Capítulo 8: Pelea entre hermanos

Lagarto le cuenta lo ocurrido a Julio y éste ordena que liberen a Gastón, quien llega a su casa y encuentra a Inocencia moribunda.

Con un rencor instigado por sus padres, los mismos mineros que siempre han atacado a Gabriela, Lucas y sus amigos siguen a David para robarle la computadora.

David trepa a lo alto de un campanario, pero la escalera se rompe y el niño queda en grave peligro, hasta que Alejandro y Gabriela logran rescatarlo.

Gabriela vuelve a la feria, enloquecida, y grita con micrófono en mano que si algo le ocurre a David, ella, con sus propias manos, matará a los mineros que han alimentado el odio de sus hijos contra el suyo.

Todos la miran atónitos, como si fuera una demente peligrosa. Los mineros la abuchean, gritándole “loca” y “asesina”. Alejandro la protege y la baja de la tarima.

A solas, Antonia amenaza a los mineros, advirtiéndoles que acabará con quien se atreva a tocar a David Suárez.

Luego se presenta ante el niño con una nueva computadora, pero Gabriela rechaza el regalo, pues sabe que la rifa fue amañada y le pide a Antonia que no le enseñe a hacer trampas a su hijo.

Alejandro está presente y le reclama a su madre lo que hizo. Ella finge resignación, pero al salir se encuentra con David, quien le agradece todo lo que ha hecho por él.

La cercanía y la influencia de Antonia sobre su nieto siguen creciendo.

Inocencia muere en brazos de Gastón sin alcanzar a decirle quién la atacó. Julio sabe que fue Lagarto, pero aprovecha la tragedia para acusar a Gastón del asesinato.

Ricardo lo interroga como fiscal y nota que es inocente, pero Aníbal lo obliga a hundir al periodista porque es su enemigo.

El Tigre Suárez acude a la comisaría en defensa de Gastón, pero ni siquiera le permiten verlo. Se marcha sospechando que todo es una trampa para eliminar a sus aliados.

Decide ir al Chamuco y allí descubre a Alberto y a Ramón, quienes no notan que El Tigre los espía y siguen buscando la mina por órdenes de Antonia.

Julia no cae en la manipulación de Irene, se niega a llamar a Fernando al centro de rehabilitación, pero Irene anota el número telefónico y, a escondidas, es ella quien llama a su cuñado para avisarle que Alejandro y Gabriela van a casarse.

Fernando enloquece y logra escapar del centro de rehabilitación.
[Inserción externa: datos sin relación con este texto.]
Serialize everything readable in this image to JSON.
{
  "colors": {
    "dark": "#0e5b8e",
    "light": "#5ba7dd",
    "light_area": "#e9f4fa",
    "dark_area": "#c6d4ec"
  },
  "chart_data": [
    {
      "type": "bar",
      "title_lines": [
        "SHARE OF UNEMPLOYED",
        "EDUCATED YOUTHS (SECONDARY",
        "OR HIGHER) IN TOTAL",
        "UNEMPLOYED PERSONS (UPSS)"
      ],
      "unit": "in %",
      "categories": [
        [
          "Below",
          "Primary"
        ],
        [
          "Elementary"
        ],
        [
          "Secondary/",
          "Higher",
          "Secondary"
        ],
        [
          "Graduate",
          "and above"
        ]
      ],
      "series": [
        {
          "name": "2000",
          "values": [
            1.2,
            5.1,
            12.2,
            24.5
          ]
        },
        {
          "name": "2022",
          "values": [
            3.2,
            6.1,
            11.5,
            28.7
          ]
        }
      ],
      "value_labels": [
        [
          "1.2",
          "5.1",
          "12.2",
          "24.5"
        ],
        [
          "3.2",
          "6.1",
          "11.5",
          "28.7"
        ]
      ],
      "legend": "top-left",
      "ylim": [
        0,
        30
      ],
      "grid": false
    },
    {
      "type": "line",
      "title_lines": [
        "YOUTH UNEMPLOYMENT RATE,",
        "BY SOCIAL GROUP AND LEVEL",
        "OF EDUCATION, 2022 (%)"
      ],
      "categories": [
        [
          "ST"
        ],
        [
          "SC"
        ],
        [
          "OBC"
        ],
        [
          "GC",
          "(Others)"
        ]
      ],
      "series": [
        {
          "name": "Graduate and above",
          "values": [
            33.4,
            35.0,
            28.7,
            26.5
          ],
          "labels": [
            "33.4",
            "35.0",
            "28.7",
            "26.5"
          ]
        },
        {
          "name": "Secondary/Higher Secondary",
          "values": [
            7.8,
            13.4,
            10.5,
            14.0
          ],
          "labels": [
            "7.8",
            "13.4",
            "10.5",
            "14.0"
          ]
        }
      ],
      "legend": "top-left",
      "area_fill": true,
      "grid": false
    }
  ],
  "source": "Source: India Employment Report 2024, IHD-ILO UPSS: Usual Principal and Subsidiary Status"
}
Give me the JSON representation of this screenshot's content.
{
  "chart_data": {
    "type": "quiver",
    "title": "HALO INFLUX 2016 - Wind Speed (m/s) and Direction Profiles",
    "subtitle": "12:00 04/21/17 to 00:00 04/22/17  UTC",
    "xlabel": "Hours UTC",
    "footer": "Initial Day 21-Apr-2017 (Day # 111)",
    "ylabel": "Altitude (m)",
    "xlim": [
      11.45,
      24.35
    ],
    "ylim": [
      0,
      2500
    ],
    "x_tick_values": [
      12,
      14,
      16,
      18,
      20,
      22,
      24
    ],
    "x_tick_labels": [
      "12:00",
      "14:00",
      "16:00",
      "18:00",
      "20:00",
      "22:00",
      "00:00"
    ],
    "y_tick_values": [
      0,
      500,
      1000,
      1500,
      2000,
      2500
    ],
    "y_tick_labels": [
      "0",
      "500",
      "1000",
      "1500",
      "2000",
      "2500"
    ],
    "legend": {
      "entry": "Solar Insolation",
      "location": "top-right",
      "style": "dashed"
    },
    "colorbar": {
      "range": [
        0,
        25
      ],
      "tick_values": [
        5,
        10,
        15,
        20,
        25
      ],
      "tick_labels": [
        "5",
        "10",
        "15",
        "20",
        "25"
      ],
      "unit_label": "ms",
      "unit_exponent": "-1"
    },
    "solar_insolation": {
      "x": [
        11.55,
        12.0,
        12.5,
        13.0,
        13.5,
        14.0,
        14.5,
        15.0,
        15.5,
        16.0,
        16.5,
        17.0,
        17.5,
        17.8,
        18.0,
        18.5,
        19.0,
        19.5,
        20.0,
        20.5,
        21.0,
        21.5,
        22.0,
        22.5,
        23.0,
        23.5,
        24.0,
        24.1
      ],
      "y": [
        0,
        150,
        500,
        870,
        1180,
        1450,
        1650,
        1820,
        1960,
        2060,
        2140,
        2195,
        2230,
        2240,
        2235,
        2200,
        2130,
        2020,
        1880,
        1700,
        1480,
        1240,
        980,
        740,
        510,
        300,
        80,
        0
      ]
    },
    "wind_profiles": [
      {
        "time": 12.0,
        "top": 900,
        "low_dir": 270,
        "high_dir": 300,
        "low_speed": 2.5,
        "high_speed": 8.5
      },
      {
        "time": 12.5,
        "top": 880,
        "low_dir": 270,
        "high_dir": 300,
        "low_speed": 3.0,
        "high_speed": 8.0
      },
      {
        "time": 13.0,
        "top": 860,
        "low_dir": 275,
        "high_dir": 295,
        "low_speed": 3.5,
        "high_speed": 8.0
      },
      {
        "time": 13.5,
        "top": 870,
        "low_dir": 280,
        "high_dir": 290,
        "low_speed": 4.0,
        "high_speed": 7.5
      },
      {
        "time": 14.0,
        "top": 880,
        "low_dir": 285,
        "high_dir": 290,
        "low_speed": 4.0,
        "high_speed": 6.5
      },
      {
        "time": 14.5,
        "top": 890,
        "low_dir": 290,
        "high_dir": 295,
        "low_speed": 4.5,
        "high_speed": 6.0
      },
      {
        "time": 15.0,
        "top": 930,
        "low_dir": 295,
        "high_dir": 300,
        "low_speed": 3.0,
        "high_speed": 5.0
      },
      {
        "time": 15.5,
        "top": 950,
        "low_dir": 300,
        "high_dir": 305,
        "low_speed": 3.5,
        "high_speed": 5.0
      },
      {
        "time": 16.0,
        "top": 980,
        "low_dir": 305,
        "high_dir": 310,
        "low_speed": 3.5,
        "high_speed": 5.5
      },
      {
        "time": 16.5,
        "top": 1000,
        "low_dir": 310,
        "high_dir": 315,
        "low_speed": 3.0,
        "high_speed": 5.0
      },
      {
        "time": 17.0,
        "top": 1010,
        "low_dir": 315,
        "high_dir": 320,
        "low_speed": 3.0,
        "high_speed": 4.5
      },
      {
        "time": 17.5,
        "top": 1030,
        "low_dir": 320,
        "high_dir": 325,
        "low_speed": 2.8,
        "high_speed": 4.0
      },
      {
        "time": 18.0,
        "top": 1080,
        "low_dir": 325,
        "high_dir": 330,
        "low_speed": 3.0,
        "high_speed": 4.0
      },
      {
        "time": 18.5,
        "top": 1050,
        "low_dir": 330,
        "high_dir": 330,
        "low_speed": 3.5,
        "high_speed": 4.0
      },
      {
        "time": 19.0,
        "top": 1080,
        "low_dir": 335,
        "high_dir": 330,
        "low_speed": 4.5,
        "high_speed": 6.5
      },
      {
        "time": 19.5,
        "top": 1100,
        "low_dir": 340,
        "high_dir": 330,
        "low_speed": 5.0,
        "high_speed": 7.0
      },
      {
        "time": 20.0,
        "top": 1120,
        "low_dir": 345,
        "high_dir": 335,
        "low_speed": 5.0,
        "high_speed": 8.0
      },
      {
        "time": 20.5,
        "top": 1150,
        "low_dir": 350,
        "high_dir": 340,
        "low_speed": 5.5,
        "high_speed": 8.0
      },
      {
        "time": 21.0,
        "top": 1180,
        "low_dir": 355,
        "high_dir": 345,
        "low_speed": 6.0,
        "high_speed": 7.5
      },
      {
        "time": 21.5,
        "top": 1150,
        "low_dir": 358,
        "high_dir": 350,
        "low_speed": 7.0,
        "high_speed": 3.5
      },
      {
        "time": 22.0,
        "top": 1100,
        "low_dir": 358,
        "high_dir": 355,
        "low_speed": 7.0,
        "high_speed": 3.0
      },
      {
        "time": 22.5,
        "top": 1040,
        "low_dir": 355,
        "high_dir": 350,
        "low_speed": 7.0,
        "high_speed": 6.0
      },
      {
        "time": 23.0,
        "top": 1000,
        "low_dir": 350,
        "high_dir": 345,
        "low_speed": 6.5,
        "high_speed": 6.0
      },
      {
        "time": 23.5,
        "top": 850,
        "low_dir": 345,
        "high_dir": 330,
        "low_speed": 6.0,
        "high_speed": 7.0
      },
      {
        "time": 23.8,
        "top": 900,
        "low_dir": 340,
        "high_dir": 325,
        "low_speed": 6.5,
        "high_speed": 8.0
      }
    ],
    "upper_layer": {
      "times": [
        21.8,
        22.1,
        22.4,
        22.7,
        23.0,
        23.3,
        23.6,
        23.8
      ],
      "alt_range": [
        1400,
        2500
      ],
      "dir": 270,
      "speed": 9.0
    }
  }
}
Antonia se entera y le exige a Julio que capture a su hijo antes de que llegue a San Pedro, pero ya es demasiado tarde, pues Fernando se presenta ante Alejandro en su habitación del hotel, armado y a punto de dispararle.

Ricardo cede a la presión de su padre y le pide a Gastón que firme una confesión, declarándose culpable por homicidio no intencional contra Inocencia.

Alejandro logra desarmar a su hermano. Fernando se desmorona y le confiesa que Gabriela fue su mujer y David es su hijo. Alejandro queda absolutamente atónito.